3. Il ressort des pièces du dossier que Mme A ayant eu connaissance de la décision de rejet de sa demande du 2 septembre 2020 au plus tard à la date d'enregistrement de sa requête n° 2006649 le 22 septembre 2020, par laquelle elle sollicitait l'annulation de cette décision et la condamnation du centre hospitalier François Quesnay et la décision du 2 septembre 2020 mentionnant les voies et délais de recours, ses conclusions à fin d'annulation et indemnitaires présentées dans la présente requête enregistrée le 8 octobre 2021 sont tardives et doivent donc être rejetées comme irrecevables.
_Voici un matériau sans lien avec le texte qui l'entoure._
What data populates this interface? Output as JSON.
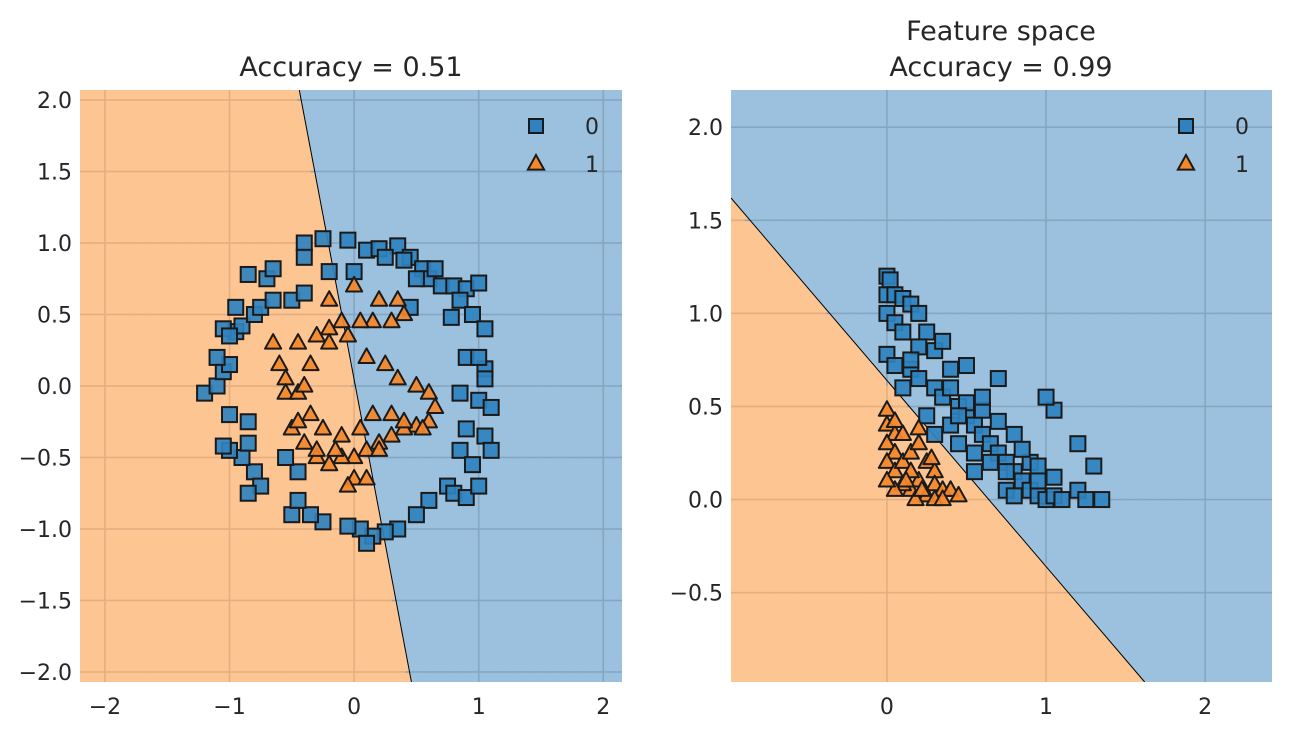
{
  "colors": {
    "class0_region": "#9bc1de",
    "class1_region": "#fdc591",
    "class0_marker": "#2f82bf",
    "class1_marker": "#f5872a",
    "grid_on_class0": "#85a6c1",
    "grid_on_class1": "#e4ae80",
    "marker_edge": "#1a1a1a",
    "text": "#262626"
  },
  "chart_data": [
    {
      "type": "scatter",
      "title": "Accuracy = 0.51",
      "xlabel": "",
      "ylabel": "",
      "xlim": [
        -2.2,
        2.15
      ],
      "ylim": [
        -2.07,
        2.07
      ],
      "xticks": [
        -2,
        -1,
        0,
        1,
        2
      ],
      "xtick_labels": [
        "−2",
        "−1",
        "0",
        "1",
        "2"
      ],
      "yticks": [
        2.0,
        1.5,
        1.0,
        0.5,
        0.0,
        -0.5,
        -1.0,
        -1.5,
        -2.0
      ],
      "ytick_labels": [
        "2.0",
        "1.5",
        "1.0",
        "0.5",
        "0.0",
        "−0.5",
        "−1.0",
        "−1.5",
        "−2.0"
      ],
      "grid": true,
      "legend": "top-right",
      "legend_entries": [
        {
          "label": "0",
          "marker": "square"
        },
        {
          "label": "1",
          "marker": "triangle"
        }
      ],
      "decision_boundary": {
        "points": [
          [
            -0.44,
            2.07
          ],
          [
            0.46,
            -2.07
          ]
        ],
        "left_class": 1,
        "right_class": 0
      },
      "series": [
        {
          "class": 0,
          "marker": "square",
          "points": [
            [
              -0.4,
              1.0
            ],
            [
              -0.25,
              1.03
            ],
            [
              -0.05,
              1.02
            ],
            [
              0.1,
              0.95
            ],
            [
              0.2,
              0.96
            ],
            [
              0.35,
              0.98
            ],
            [
              0.45,
              0.9
            ],
            [
              0.55,
              0.82
            ],
            [
              0.6,
              0.75
            ],
            [
              0.7,
              0.7
            ],
            [
              0.8,
              0.7
            ],
            [
              0.9,
              0.68
            ],
            [
              1.0,
              0.72
            ],
            [
              0.85,
              0.6
            ],
            [
              0.78,
              0.48
            ],
            [
              0.95,
              0.5
            ],
            [
              1.05,
              0.4
            ],
            [
              0.9,
              0.2
            ],
            [
              1.05,
              0.12
            ],
            [
              0.85,
              -0.05
            ],
            [
              1.0,
              -0.1
            ],
            [
              1.1,
              -0.15
            ],
            [
              0.9,
              -0.3
            ],
            [
              1.05,
              -0.35
            ],
            [
              0.85,
              -0.45
            ],
            [
              1.1,
              -0.45
            ],
            [
              0.95,
              -0.55
            ],
            [
              0.75,
              -0.7
            ],
            [
              0.8,
              -0.75
            ],
            [
              0.9,
              -0.78
            ],
            [
              1.0,
              -0.7
            ],
            [
              0.6,
              -0.8
            ],
            [
              0.5,
              -0.9
            ],
            [
              0.35,
              -1.0
            ],
            [
              0.25,
              -1.02
            ],
            [
              0.15,
              -1.05
            ],
            [
              0.05,
              -1.0
            ],
            [
              0.1,
              -1.1
            ],
            [
              -0.05,
              -0.98
            ],
            [
              -0.25,
              -0.95
            ],
            [
              -0.35,
              -0.9
            ],
            [
              -0.5,
              -0.9
            ],
            [
              -0.45,
              -0.8
            ],
            [
              -0.45,
              -0.6
            ],
            [
              -0.55,
              -0.5
            ],
            [
              -0.8,
              -0.6
            ],
            [
              -0.75,
              -0.7
            ],
            [
              -0.85,
              -0.75
            ],
            [
              -0.9,
              -0.5
            ],
            [
              -1.0,
              -0.45
            ],
            [
              -1.05,
              -0.42
            ],
            [
              -0.85,
              -0.4
            ],
            [
              -0.85,
              -0.25
            ],
            [
              -1.0,
              -0.2
            ],
            [
              -1.2,
              -0.05
            ],
            [
              -1.1,
              0.0
            ],
            [
              -1.05,
              0.1
            ],
            [
              -1.0,
              0.15
            ],
            [
              -1.1,
              0.2
            ],
            [
              -0.95,
              0.38
            ],
            [
              -0.9,
              0.42
            ],
            [
              -0.95,
              0.55
            ],
            [
              -1.05,
              0.4
            ],
            [
              -1.0,
              0.35
            ],
            [
              -0.8,
              0.5
            ],
            [
              -0.75,
              0.55
            ],
            [
              -0.65,
              0.6
            ],
            [
              -0.7,
              0.75
            ],
            [
              -0.85,
              0.78
            ],
            [
              -0.65,
              0.82
            ],
            [
              -0.5,
              0.6
            ],
            [
              -0.4,
              0.65
            ],
            [
              -0.4,
              0.9
            ],
            [
              -0.2,
              0.8
            ],
            [
              0.0,
              0.8
            ],
            [
              0.25,
              0.9
            ],
            [
              0.4,
              0.88
            ],
            [
              0.65,
              0.82
            ],
            [
              0.5,
              0.75
            ],
            [
              0.45,
              0.55
            ],
            [
              1.0,
              0.2
            ],
            [
              1.05,
              0.05
            ]
          ]
        },
        {
          "class": 1,
          "marker": "triangle",
          "points": [
            [
              0.0,
              0.7
            ],
            [
              -0.2,
              0.6
            ],
            [
              0.2,
              0.6
            ],
            [
              0.35,
              0.6
            ],
            [
              0.4,
              0.5
            ],
            [
              0.3,
              0.45
            ],
            [
              0.15,
              0.45
            ],
            [
              0.05,
              0.45
            ],
            [
              -0.1,
              0.45
            ],
            [
              -0.2,
              0.4
            ],
            [
              -0.3,
              0.35
            ],
            [
              -0.45,
              0.3
            ],
            [
              -0.65,
              0.3
            ],
            [
              -0.6,
              0.15
            ],
            [
              -0.55,
              0.05
            ],
            [
              -0.55,
              -0.05
            ],
            [
              -0.45,
              -0.05
            ],
            [
              -0.4,
              0.0
            ],
            [
              -0.35,
              0.15
            ],
            [
              -0.2,
              0.3
            ],
            [
              -0.05,
              0.35
            ],
            [
              0.1,
              0.2
            ],
            [
              0.25,
              0.15
            ],
            [
              0.35,
              0.05
            ],
            [
              0.5,
              0.0
            ],
            [
              0.6,
              -0.05
            ],
            [
              0.65,
              -0.15
            ],
            [
              0.6,
              -0.25
            ],
            [
              0.5,
              -0.28
            ],
            [
              0.4,
              -0.3
            ],
            [
              0.3,
              -0.35
            ],
            [
              0.2,
              -0.4
            ],
            [
              0.1,
              -0.45
            ],
            [
              0.0,
              -0.5
            ],
            [
              -0.1,
              -0.5
            ],
            [
              -0.2,
              -0.55
            ],
            [
              -0.3,
              -0.5
            ],
            [
              -0.4,
              -0.4
            ],
            [
              -0.5,
              -0.3
            ],
            [
              -0.45,
              -0.25
            ],
            [
              -0.35,
              -0.2
            ],
            [
              -0.25,
              -0.3
            ],
            [
              -0.1,
              -0.35
            ],
            [
              0.05,
              -0.3
            ],
            [
              0.15,
              -0.2
            ],
            [
              0.0,
              -0.65
            ],
            [
              -0.05,
              -0.7
            ],
            [
              0.1,
              -0.65
            ],
            [
              -0.3,
              -0.45
            ],
            [
              0.3,
              -0.2
            ],
            [
              0.4,
              -0.25
            ],
            [
              0.55,
              -0.3
            ],
            [
              -0.15,
              -0.45
            ],
            [
              0.2,
              -0.45
            ]
          ]
        }
      ]
    },
    {
      "type": "scatter",
      "title": "Feature space",
      "subtitle": "Accuracy = 0.99",
      "xlabel": "",
      "ylabel": "",
      "xlim": [
        -0.98,
        2.42
      ],
      "ylim": [
        -0.98,
        2.2
      ],
      "xticks": [
        0,
        1,
        2
      ],
      "xtick_labels": [
        "0",
        "1",
        "2"
      ],
      "yticks": [
        2.0,
        1.5,
        1.0,
        0.5,
        0.0,
        -0.5
      ],
      "ytick_labels": [
        "2.0",
        "1.5",
        "1.0",
        "0.5",
        "0.0",
        "−0.5"
      ],
      "grid": true,
      "legend": "top-right",
      "legend_entries": [
        {
          "label": "0",
          "marker": "square"
        },
        {
          "label": "1",
          "marker": "triangle"
        }
      ],
      "decision_boundary": {
        "points": [
          [
            -0.98,
            1.62
          ],
          [
            1.62,
            -0.98
          ]
        ],
        "left_class": 1,
        "right_class": 0
      },
      "series": [
        {
          "class": 0,
          "marker": "square",
          "points": [
            [
              0.0,
              1.2
            ],
            [
              0.02,
              1.18
            ],
            [
              0.0,
              1.1
            ],
            [
              0.05,
              1.1
            ],
            [
              0.1,
              1.08
            ],
            [
              0.15,
              1.05
            ],
            [
              0.0,
              1.0
            ],
            [
              0.05,
              0.95
            ],
            [
              0.2,
              1.0
            ],
            [
              0.1,
              0.9
            ],
            [
              0.25,
              0.9
            ],
            [
              0.3,
              0.8
            ],
            [
              0.0,
              0.78
            ],
            [
              0.05,
              0.72
            ],
            [
              0.15,
              0.7
            ],
            [
              0.2,
              0.65
            ],
            [
              0.3,
              0.6
            ],
            [
              0.35,
              0.55
            ],
            [
              0.4,
              0.6
            ],
            [
              0.45,
              0.5
            ],
            [
              0.5,
              0.45
            ],
            [
              0.55,
              0.4
            ],
            [
              0.6,
              0.35
            ],
            [
              0.65,
              0.3
            ],
            [
              0.7,
              0.25
            ],
            [
              0.75,
              0.2
            ],
            [
              0.8,
              0.15
            ],
            [
              0.85,
              0.1
            ],
            [
              0.9,
              0.05
            ],
            [
              0.95,
              0.02
            ],
            [
              1.0,
              0.0
            ],
            [
              1.05,
              0.02
            ],
            [
              1.1,
              0.0
            ],
            [
              1.2,
              0.05
            ],
            [
              1.25,
              0.0
            ],
            [
              1.35,
              0.0
            ],
            [
              1.3,
              0.18
            ],
            [
              1.2,
              0.3
            ],
            [
              1.05,
              0.48
            ],
            [
              1.0,
              0.55
            ],
            [
              0.9,
              0.2
            ],
            [
              0.8,
              0.35
            ],
            [
              0.7,
              0.42
            ],
            [
              0.6,
              0.48
            ],
            [
              0.5,
              0.52
            ],
            [
              0.4,
              0.4
            ],
            [
              0.3,
              0.35
            ],
            [
              0.25,
              0.45
            ],
            [
              0.45,
              0.3
            ],
            [
              0.55,
              0.25
            ],
            [
              0.65,
              0.2
            ],
            [
              0.75,
              0.15
            ],
            [
              0.6,
              0.55
            ],
            [
              0.7,
              0.65
            ],
            [
              0.5,
              0.72
            ],
            [
              0.4,
              0.7
            ],
            [
              0.35,
              0.85
            ],
            [
              0.2,
              0.82
            ],
            [
              0.15,
              0.75
            ],
            [
              0.1,
              0.6
            ],
            [
              0.95,
              0.18
            ],
            [
              1.05,
              0.12
            ],
            [
              0.85,
              0.27
            ],
            [
              0.75,
              0.05
            ],
            [
              0.8,
              0.02
            ],
            [
              0.95,
              0.1
            ],
            [
              0.55,
              0.15
            ],
            [
              0.45,
              0.45
            ]
          ]
        },
        {
          "class": 1,
          "marker": "triangle",
          "points": [
            [
              0.0,
              0.48
            ],
            [
              0.0,
              0.4
            ],
            [
              0.05,
              0.35
            ],
            [
              0.0,
              0.3
            ],
            [
              0.05,
              0.25
            ],
            [
              0.0,
              0.2
            ],
            [
              0.05,
              0.15
            ],
            [
              0.1,
              0.2
            ],
            [
              0.15,
              0.25
            ],
            [
              0.2,
              0.3
            ],
            [
              0.25,
              0.2
            ],
            [
              0.3,
              0.15
            ],
            [
              0.3,
              0.08
            ],
            [
              0.35,
              0.05
            ],
            [
              0.4,
              0.05
            ],
            [
              0.45,
              0.02
            ],
            [
              0.2,
              0.1
            ],
            [
              0.15,
              0.05
            ],
            [
              0.1,
              0.08
            ],
            [
              0.05,
              0.05
            ],
            [
              0.0,
              0.1
            ],
            [
              0.25,
              0.02
            ],
            [
              0.3,
              0.0
            ],
            [
              0.35,
              0.0
            ],
            [
              0.15,
              0.15
            ],
            [
              0.1,
              0.35
            ],
            [
              0.2,
              0.38
            ],
            [
              0.05,
              0.42
            ],
            [
              0.18,
              0.0
            ],
            [
              0.12,
              0.1
            ],
            [
              0.28,
              0.22
            ],
            [
              0.22,
              0.05
            ]
          ]
        }
      ]
    }
  ]
}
Par voie de conséquence, ses conclusions à fin d'injonction et au titre des dispositions de l'article L. 761-1 du code de justice administrative doivent également être rejetées.

DECIDE :

Article 1er : La requête de Mme A est rejetée.

Article 2 : Le présent jugement sera notifié à Mme B A et au centre hospitalier François Quesnay de Mantes-la-Jolie.

Délibéré après l'audience du 12 septembre 2022, à laquelle siégeaient :

Mme Mégret, présidente,

Mme Raymond-Andujar, première conseillère,

M. Gibelin, premier conseiller.

Rendu public par mise à disposition au greffe le 26 septembre 2022.

Le rapporteur,

signé

F. GibelinLa présidente,

signé

S. Mégret

La greffière,

signé

Y. Bouakkaz

La République mande et ordonne au ministre de la santé et de la prévention en ce qui le concerne ou à tous commissaires de justice à ce requis en ce qui concerne les voies de droit commun contre les parties privées, de pourvoir à l'exécution de la présente décision.